Distressed real estate IPOs carry big timing risk
NEW YORK - Three companies backed by major investment firms plan initial public offerings this week to take advantage of distressed commercial real estate, but they face stiff competition and major risks if the market takes a long time to recover.
Apollo Commercial Real Estate Finance, backed by Leon Black's private equity firm, Colony Financial Inc, and AllianceBernstein's Foursquare Capital Corp are collectively looking to raise $1.4 billion in IPOs set to price and debut this week.
The dislocation in the real estate and commercial mortgage backed securities (CMBS) markets has prompted several top investment firms this year to create REITS that will buy up, manage and originate commercial real estate loans.
But the funds face the risk that the space is getting increasingly crowded with many investors, including hedge funds, private equity firms and other asset managers, starting funds for distressed real estate investment.
That may mean the easy money has already been made and those arriving now will have to settle for lower potential gains.
They also must contend with a tentative economic recovery that could turn into a double-dip recession with a further threat to commercial property prices.
The hope of a resolution from all the government stimulus programs has already shrunk the discounts on these assets, said Merrill Ross, an analyst with Arlington, Virginia-based broker-dealer BGB Securities.
It could be too soon, it could be too late, she said of the ideal timing to snap up the discounted assets.
The three deals on deck are the latest in a slew of IPOs -- so far in 2009, six IPOs by mortgage REITs have raised $1.96 billion, according to Thomson Reuters data.
All three of these guys are going to fish among CMBS investors, hedge funds that need to liquidate ... and other distressed private investors, said Jay Leupp, a portfolio manager of the Grubb & Ellis AGA Mutual Funds. And the fishing is good, but the competition is emerging quickly.
Making matters more complex, Ross said, commercial real estate varies tremendously from one market to the next, so it can be a crap shoot selecting what to buy.
For example, if the economy recovers without growth in jobs then office demand won't come back quickly, and if consumers continue to increase their savings rates then shopping malls may not be a good bet.
The U.S. commercial real estate market has been reeling ever since a prime source of financing, the CMBS market, virtually closed and banks shut off their lending spigots in the past year.

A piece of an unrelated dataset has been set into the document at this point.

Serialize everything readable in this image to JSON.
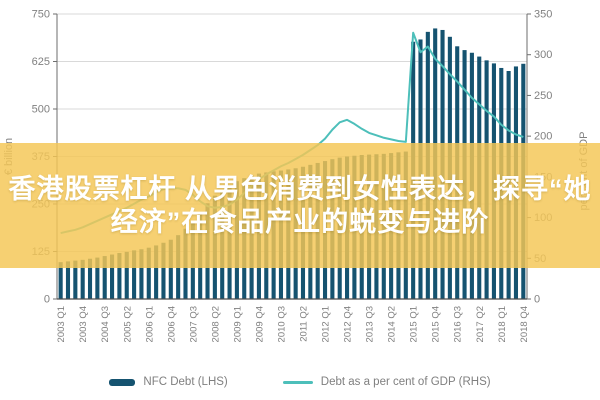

When it filed in July for its IPO, Apollo Commercial Real Estate said, markets are likely to face a void of several hundred billion dollars over this period that must be filled by new mortgage lenders.
REITs are a tax structure that exempts companies earning most of their revenue from either rent or mortgages from paying taxes on their taxable income if the company distributes 90 percent of that to shareholders.

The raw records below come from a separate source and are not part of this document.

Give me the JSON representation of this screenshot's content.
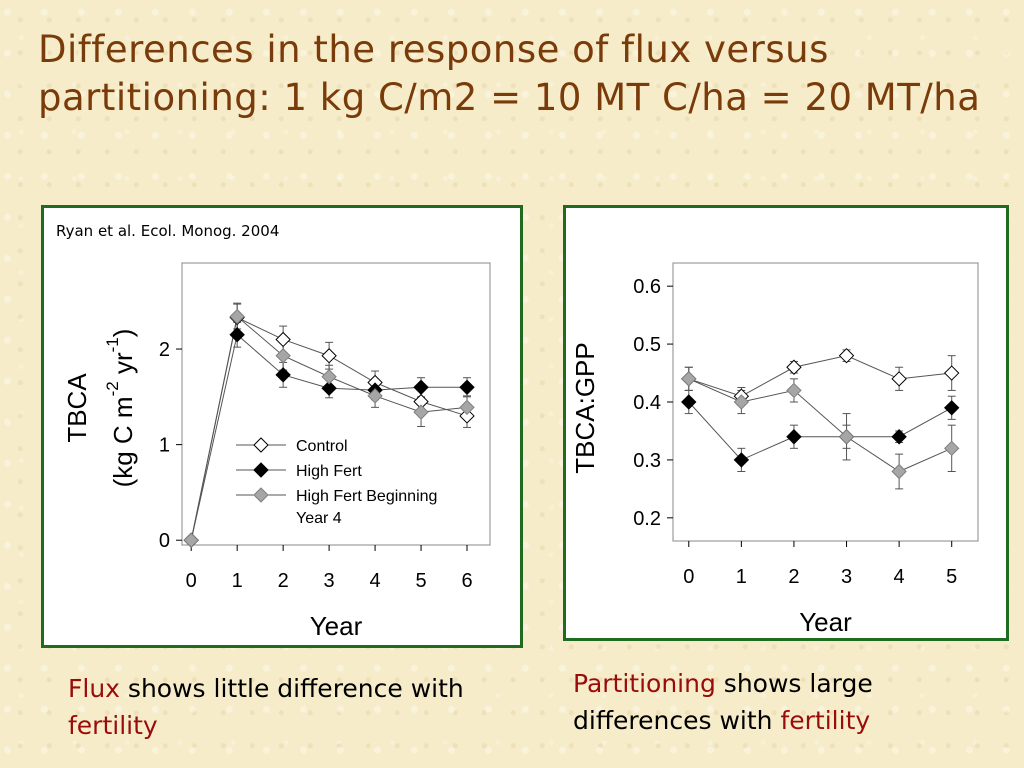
{
  "slide": {
    "title": "Differences in the response of flux versus partitioning: 1 kg C/m2 = 10 MT C/ha = 20 MT/ha"
  },
  "citation": "Ryan et al. Ecol. Monog. 2004",
  "captions": {
    "left": {
      "highlight": "Flux",
      "text1": " shows little difference with ",
      "highlight2": "fertility"
    },
    "right": {
      "highlight": "Partitioning",
      "text1": " shows large differences with ",
      "highlight2": "fertility"
    }
  },
  "colors": {
    "title": "#7a3b0a",
    "highlight": "#9a0b0b",
    "panel_border": "#1f6b1f",
    "control_fill": "#ffffff",
    "high_fert_fill": "#000000",
    "high_fert_beginning_fill": "#a6a6a6"
  },
  "chart_data": [
    {
      "type": "line",
      "title": "",
      "xlabel": "Year",
      "ylabel_main": "TBCA",
      "ylabel_units": {
        "prefix": "(kg C m",
        "exp1": "-2",
        "mid": " yr",
        "exp2": "-1",
        "suffix": ")"
      },
      "xlim": [
        -0.2,
        6.5
      ],
      "ylim": [
        -0.05,
        2.9
      ],
      "x_ticks": [
        0,
        1,
        2,
        3,
        4,
        5,
        6
      ],
      "y_ticks": [
        0,
        1,
        2
      ],
      "legend_position": "lower-center",
      "series": [
        {
          "name": "Control",
          "marker": "diamond-open",
          "x": [
            0,
            1,
            2,
            3,
            4,
            5,
            6
          ],
          "y": [
            0,
            2.33,
            2.1,
            1.93,
            1.65,
            1.45,
            1.3
          ],
          "err": [
            0,
            0.15,
            0.14,
            0.14,
            0.12,
            0.12,
            0.12
          ]
        },
        {
          "name": "High Fert",
          "marker": "diamond-filled",
          "x": [
            0,
            1,
            2,
            3,
            4,
            5,
            6
          ],
          "y": [
            0,
            2.15,
            1.73,
            1.59,
            1.57,
            1.6,
            1.6
          ],
          "err": [
            0,
            0.13,
            0.13,
            0.1,
            0.1,
            0.1,
            0.1
          ]
        },
        {
          "name": "High Fert Beginning Year 4",
          "marker": "diamond-grey",
          "x": [
            0,
            1,
            2,
            3,
            4,
            5,
            6
          ],
          "y": [
            0,
            2.34,
            1.93,
            1.71,
            1.51,
            1.34,
            1.39
          ],
          "err": [
            0,
            0.13,
            0.15,
            0.12,
            0.12,
            0.15,
            0.12
          ]
        }
      ]
    },
    {
      "type": "line",
      "title": "",
      "xlabel": "Year",
      "ylabel": "TBCA:GPP",
      "xlim": [
        -0.3,
        5.5
      ],
      "ylim": [
        0.16,
        0.64
      ],
      "x_ticks": [
        0,
        1,
        2,
        3,
        4,
        5
      ],
      "y_ticks": [
        0.2,
        0.3,
        0.4,
        0.5,
        0.6
      ],
      "series": [
        {
          "name": "Control",
          "marker": "diamond-open",
          "x": [
            0,
            1,
            2,
            3,
            4,
            5
          ],
          "y": [
            0.44,
            0.41,
            0.46,
            0.48,
            0.44,
            0.45
          ],
          "err": [
            0.02,
            0.015,
            0.01,
            0.01,
            0.02,
            0.03
          ]
        },
        {
          "name": "High Fert",
          "marker": "diamond-filled",
          "x": [
            0,
            1,
            2,
            3,
            4,
            5
          ],
          "y": [
            0.4,
            0.3,
            0.34,
            0.34,
            0.34,
            0.39
          ],
          "err": [
            0.02,
            0.02,
            0.02,
            0.02,
            0.01,
            0.02
          ]
        },
        {
          "name": "High Fert Beginning Year 4",
          "marker": "diamond-grey",
          "x": [
            0,
            1,
            2,
            3,
            4,
            5
          ],
          "y": [
            0.44,
            0.4,
            0.42,
            0.34,
            0.28,
            0.32
          ],
          "err": [
            0.02,
            0.02,
            0.02,
            0.04,
            0.03,
            0.04
          ]
        }
      ]
    }
  ]
}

Some of the companies are relying on government programs to support bad assets in the banking system.
For example, Foursquare was created to buy so-called toxic assets under the U.S. Treasury's public-private investment program, or PPIP, to help banks clean up their balance sheets.
GETTING CROWDED
With these IPOs essentially raising blind pools of cash until they buy assets, investors rely on management's reputation in deciding whether to buy in.
Some of the IPOs have been snapped up: Barry Sternlicht's Starwood Property Trust Inc scored the largest IPO of the year, at $951.5 million, after upsizing the deal twice, partly because of Sternlicht's reputation, BGB's Ross said.
But others have struggled because they were not seen as having hired the best talent, she said.
There are a lot of them coming at once, so there's a lot of competition for these managers to distinguish themselves, said Mary Ann Deignan, head of equity capital markets for the Americas at UBS Investment Bank.
Crexus Investment Corp, managed by a unit of Annaly Capital, shrank its IPO by 60 percent the morning before pricing last week. In June, Invesco Mortgage Capital -- owned by Invesco -- slashed the size of its IPO by more than half, settling for $170 million.
And more competition is on the way, with other REITs in the IPO pipeline, including a pair to be managed respectively by units of Angelo Gordon & Co and Brookfield Asset Management Corp.
Existing REITs have raised billions in follow on share issues this year, giving them ammunition to take part in the distressed commercial real estate market too.
Capital is returning to the real estate capital markets and this is a sign of that, and that means prices may not stay at distressed levels very long, Leupp said.